Over nearly two decades in ministry in Cambodia we have tried to keep our ministries, church planting and even children’s centers sustainable. I have found that in order to be sustainable, the ministry must be sustainable from the beginning. Many ministries cannot grow, because their strategies are not sustainable. The cost of staff salaries, buildings and administration limit growth. In order to have multiplication in ministry, your growth must not be linked with dollars, but rather based on passionate people. We have found five key points in our sustainability strategy which are as follows:
- Always work Directly Involving Local Church Leadership
Separating from local churches and working independently breaks down chances of sustainability. Build up, promote and utilize local leadership. Only local leaders will remain permanently. Start from the very beginning with local people in control of the ministry. Being “incarnational” (physically among the people) not only follows the model of Jesus Christ, but is the only way to effectively minister to church leaders. Never come into a new area with a “cowboy mentality” to “do it yourself”. Seek out local believers and get behind their vision and leadership. Submit to them and partner together based on friendship. Be a Kingdom minded partner instead of looking for your own benefit. Demonstrate the Fruit of the Spirit among partners.
- Long-term Relationships are a Priority
Genuine partnership and accountability requires local leaders working together for the Kingdom of God. Most organizations are working on 3-4 years budgets and plans. Build to last and plan for permanence rather than only planning short-term projects. Partner as a husband and wife are committed to their relationship; until Jesus calls them home.
- Making a Real and Measurable Investment
Providing capacity building, resources, equipment and funding to training centers. Matthew 28:18-20 says that we are to disciple believers and “teach everything” that Jesus commanded. Provide opportunities, training and improvement so that the local believers can attain the same opportunities, capabilities and training which were provided to you. Results should be measurable. An objective of “encouraging local believers” is not measurable, nor possible to evaluate the partnership. Ask yourself, “What quantifiable assistance have I provided?”
- Building Solid Infrastructure and Capacity Among Trainers
Strong churches and leaders will ensure sustainability. Leaders with personal calling, passion and dedication will survive any troubles and “storms” which come their way. “Hirelings” will vanish in times of trouble. Provide opportunities for additional training and projects which build up and expand the capacity of local believers and leaders in their ministry. Assist local leaders in leadership development and learning how to solve their own problems with their own assets and resources. Never create dependencies, but build trusting partnerships.

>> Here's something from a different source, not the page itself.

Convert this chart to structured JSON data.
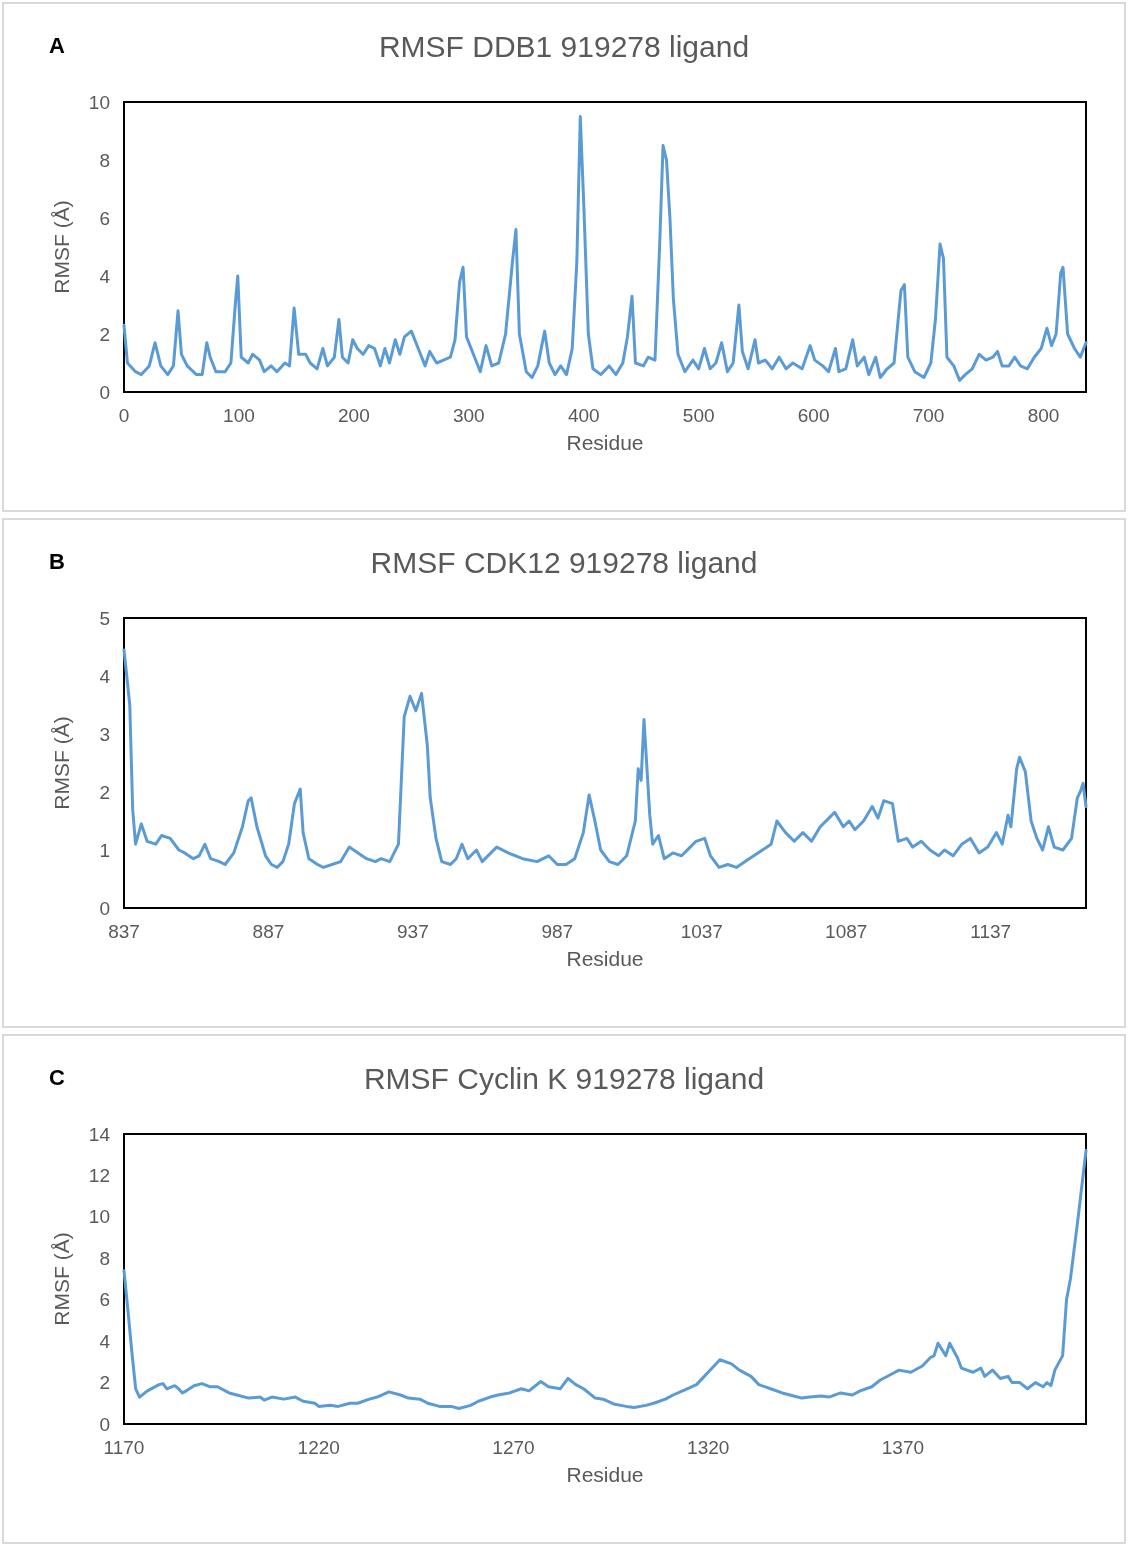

- Avoid and Excessive Administrative Structure and Capital Investment
Too many assets leads to too many maintenance bills, less training and less fruit in ministry. Buildings normally do not foster growth, but often leads to stagnation. Don’t rush to meet perceived “needs” of local believers, but allow them the opportunity to grow in faith and depend on God to be their provider. In order for a ministry to be sustainable, it must be built in a sustainable way. Building a $20,000 church building for a congregation which only has a monthly offering of $100 is not sustainable and develops permanent dependencies and long-term weakness. Help in developing long-term planning which requires local commitments and assets. If building be done, it should be done in accordance with the standards of the local community.
I am certain that these five points in our sustainability strategy are certainly lacking and incomplete. They do, however, provide a reminder and a point of discussion in order to better growing ministries. The result of these points has allowed us to growth to a ministry which trained 70 leaders a year to a ministry which trains 4,000 leaders a year because our multiplication is not dependent upon unsustainable dependencies, construction projects, staff salaries or donor support.